As this case well illustrates, the inclusion in the carve-back of these two conditions to the carve-back’s applicability substantially narrows the coverage available for claims brought by former directors and officers; substantially expands the claim preclusive effect of the Insured vs. Insured exclusion; and thus substantially reduces the coverage available under the policy for this category of claims.


It should be noted here that these issues are most likely to be relevant with respect to private companies’ D&O insurance policies. In the current marketplace, most primary public company D&O insurance policies do not contain Insured vs. Insured Exclusions as such; in most instances these days, a public company’s primary D&O insurance policy will contain an Entity vs. Insured exclusion, not an Insured vs. Insured Exclusion. The Entity vs. Insured exclusion precludes coverage only for claims brought by the company itself against an insured individual. An Entity vs. Insured exclusion would not preclude coverage for a claim brought by one insured individual against another individual, so the question of coverage for claims brought against one or more insured individuals by a former director or officer simply wouldn’t  come up (at least in terms of the possible preclusive effect of the exclusion).


But while the exclusion found in most public company D&O policy’s would not preclude coverage for claims brought by a former director against other insured persons, the potential impact of the exclusion remains highly relevant for the coverage available under private companies’ D&O insurance policies. It should be emphasized that if the company involved in this dispute had an insurance policy with the more typical carve-back wording, there might well have been coverage under the policy for this claim (subject of course to all of the other policy terms and conditions, which might well affect the availability of coverage in other ways).


I want to emphasize that I am not suggesting here that anybody did anything wrong in connection with the placement of the policy. I have no way of knowing what other insurance alternatives the company might have had, nor any way of knowing what factors might have affected the negotiation of the terms and conditions in this policy. It is frequently the case in policy placements that obtaining preferred terms or preferred pricing involves trade-offs, other less than preferred terms must be accepted.

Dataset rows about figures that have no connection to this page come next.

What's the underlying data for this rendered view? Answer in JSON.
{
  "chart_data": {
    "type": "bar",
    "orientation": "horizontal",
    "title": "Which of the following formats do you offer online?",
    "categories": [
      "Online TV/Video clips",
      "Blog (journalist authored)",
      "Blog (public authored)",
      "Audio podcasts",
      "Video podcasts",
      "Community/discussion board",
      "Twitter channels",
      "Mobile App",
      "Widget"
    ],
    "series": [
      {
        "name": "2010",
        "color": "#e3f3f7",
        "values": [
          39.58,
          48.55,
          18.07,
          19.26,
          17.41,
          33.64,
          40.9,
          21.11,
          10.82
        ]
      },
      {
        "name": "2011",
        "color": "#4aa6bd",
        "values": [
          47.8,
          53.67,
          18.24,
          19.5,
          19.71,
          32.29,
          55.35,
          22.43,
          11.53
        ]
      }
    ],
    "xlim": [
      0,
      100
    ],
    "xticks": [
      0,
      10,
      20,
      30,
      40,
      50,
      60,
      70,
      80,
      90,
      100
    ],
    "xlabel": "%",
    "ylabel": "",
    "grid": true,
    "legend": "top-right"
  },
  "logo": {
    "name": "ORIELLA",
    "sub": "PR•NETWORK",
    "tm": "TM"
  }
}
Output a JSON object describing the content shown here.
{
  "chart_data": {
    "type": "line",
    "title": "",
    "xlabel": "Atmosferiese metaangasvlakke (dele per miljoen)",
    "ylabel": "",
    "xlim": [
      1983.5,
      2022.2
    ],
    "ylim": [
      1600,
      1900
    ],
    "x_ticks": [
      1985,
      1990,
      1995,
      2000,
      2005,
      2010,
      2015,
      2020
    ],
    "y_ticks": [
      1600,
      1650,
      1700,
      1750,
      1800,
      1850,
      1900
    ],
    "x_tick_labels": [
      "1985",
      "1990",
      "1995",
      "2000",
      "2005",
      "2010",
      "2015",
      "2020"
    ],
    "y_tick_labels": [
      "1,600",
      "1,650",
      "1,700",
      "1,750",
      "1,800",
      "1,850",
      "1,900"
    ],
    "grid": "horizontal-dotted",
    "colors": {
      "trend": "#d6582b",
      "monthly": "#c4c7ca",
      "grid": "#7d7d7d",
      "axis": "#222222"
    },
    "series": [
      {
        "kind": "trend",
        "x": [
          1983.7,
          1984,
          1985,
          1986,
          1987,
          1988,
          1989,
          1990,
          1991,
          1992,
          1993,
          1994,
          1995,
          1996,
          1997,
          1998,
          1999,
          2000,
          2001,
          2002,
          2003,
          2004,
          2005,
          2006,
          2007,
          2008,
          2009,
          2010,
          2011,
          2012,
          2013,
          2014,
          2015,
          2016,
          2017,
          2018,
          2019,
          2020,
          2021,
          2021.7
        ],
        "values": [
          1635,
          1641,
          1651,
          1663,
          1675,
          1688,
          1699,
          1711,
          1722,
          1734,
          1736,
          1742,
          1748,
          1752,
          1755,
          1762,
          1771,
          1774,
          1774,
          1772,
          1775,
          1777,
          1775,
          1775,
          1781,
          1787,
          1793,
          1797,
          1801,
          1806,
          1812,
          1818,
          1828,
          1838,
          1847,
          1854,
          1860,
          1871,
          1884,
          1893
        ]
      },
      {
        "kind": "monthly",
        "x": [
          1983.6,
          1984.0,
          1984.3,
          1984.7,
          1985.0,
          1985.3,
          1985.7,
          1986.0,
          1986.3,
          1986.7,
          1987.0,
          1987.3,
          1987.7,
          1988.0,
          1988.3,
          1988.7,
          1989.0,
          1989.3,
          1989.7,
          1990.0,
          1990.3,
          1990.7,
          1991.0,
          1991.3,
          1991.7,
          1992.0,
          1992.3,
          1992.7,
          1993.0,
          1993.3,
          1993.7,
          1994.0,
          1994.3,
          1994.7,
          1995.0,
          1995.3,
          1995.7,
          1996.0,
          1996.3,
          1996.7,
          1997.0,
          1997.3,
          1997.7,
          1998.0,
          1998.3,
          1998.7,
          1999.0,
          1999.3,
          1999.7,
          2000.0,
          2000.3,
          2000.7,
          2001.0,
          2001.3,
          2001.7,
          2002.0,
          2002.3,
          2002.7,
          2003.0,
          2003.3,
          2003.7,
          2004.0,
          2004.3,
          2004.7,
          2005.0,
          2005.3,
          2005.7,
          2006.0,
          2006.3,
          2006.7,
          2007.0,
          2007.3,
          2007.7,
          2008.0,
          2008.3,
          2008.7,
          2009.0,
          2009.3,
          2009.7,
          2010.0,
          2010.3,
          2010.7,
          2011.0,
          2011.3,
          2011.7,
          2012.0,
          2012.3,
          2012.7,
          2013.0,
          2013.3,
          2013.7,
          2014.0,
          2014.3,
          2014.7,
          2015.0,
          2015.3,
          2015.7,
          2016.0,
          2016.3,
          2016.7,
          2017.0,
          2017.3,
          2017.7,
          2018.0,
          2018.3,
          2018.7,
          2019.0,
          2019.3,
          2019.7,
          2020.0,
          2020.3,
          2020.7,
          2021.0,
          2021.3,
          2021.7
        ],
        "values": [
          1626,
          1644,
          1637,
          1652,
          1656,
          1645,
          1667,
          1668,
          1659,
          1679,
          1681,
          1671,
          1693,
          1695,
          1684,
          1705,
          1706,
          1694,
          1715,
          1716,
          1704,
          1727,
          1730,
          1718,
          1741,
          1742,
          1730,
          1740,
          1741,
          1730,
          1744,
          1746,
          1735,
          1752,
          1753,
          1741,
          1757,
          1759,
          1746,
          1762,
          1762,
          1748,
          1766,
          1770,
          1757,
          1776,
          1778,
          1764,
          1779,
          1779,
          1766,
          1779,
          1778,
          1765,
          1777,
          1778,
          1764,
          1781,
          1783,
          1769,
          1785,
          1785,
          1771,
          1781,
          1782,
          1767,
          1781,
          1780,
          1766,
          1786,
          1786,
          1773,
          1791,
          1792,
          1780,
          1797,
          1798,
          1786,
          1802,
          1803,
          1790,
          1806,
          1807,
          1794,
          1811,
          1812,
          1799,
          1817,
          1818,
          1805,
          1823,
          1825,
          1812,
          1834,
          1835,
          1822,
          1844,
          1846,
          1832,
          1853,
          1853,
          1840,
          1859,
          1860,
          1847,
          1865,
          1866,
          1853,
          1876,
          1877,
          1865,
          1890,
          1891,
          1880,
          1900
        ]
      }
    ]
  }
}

For me the key point of this case is the critical importance of policy wording. As this case shows, seemingly small wording differences can sometimes have a significant impact on the availability of coverage in the event of a claim. Indeed, the specific wording used can determine whether or not there is any coverage available under the policy.


The critical importance of these kinds of policy wording issues highlights the importance of having a knowledgeable and experienced advisor involved in the insurance placement process – even for private companies. The D&O insurance marketplace is constantly changing and the terms and conditions available are also constantly changing. There are policy wordings available today that were not available only a short time ago. The involvement of an insurance advisor that specializes in these kinds of management liability insurance placements and that is out in the marketplace negotiating terms and conditions every single day provides the best assurance that the insurance put in place is the best available in the marketplace.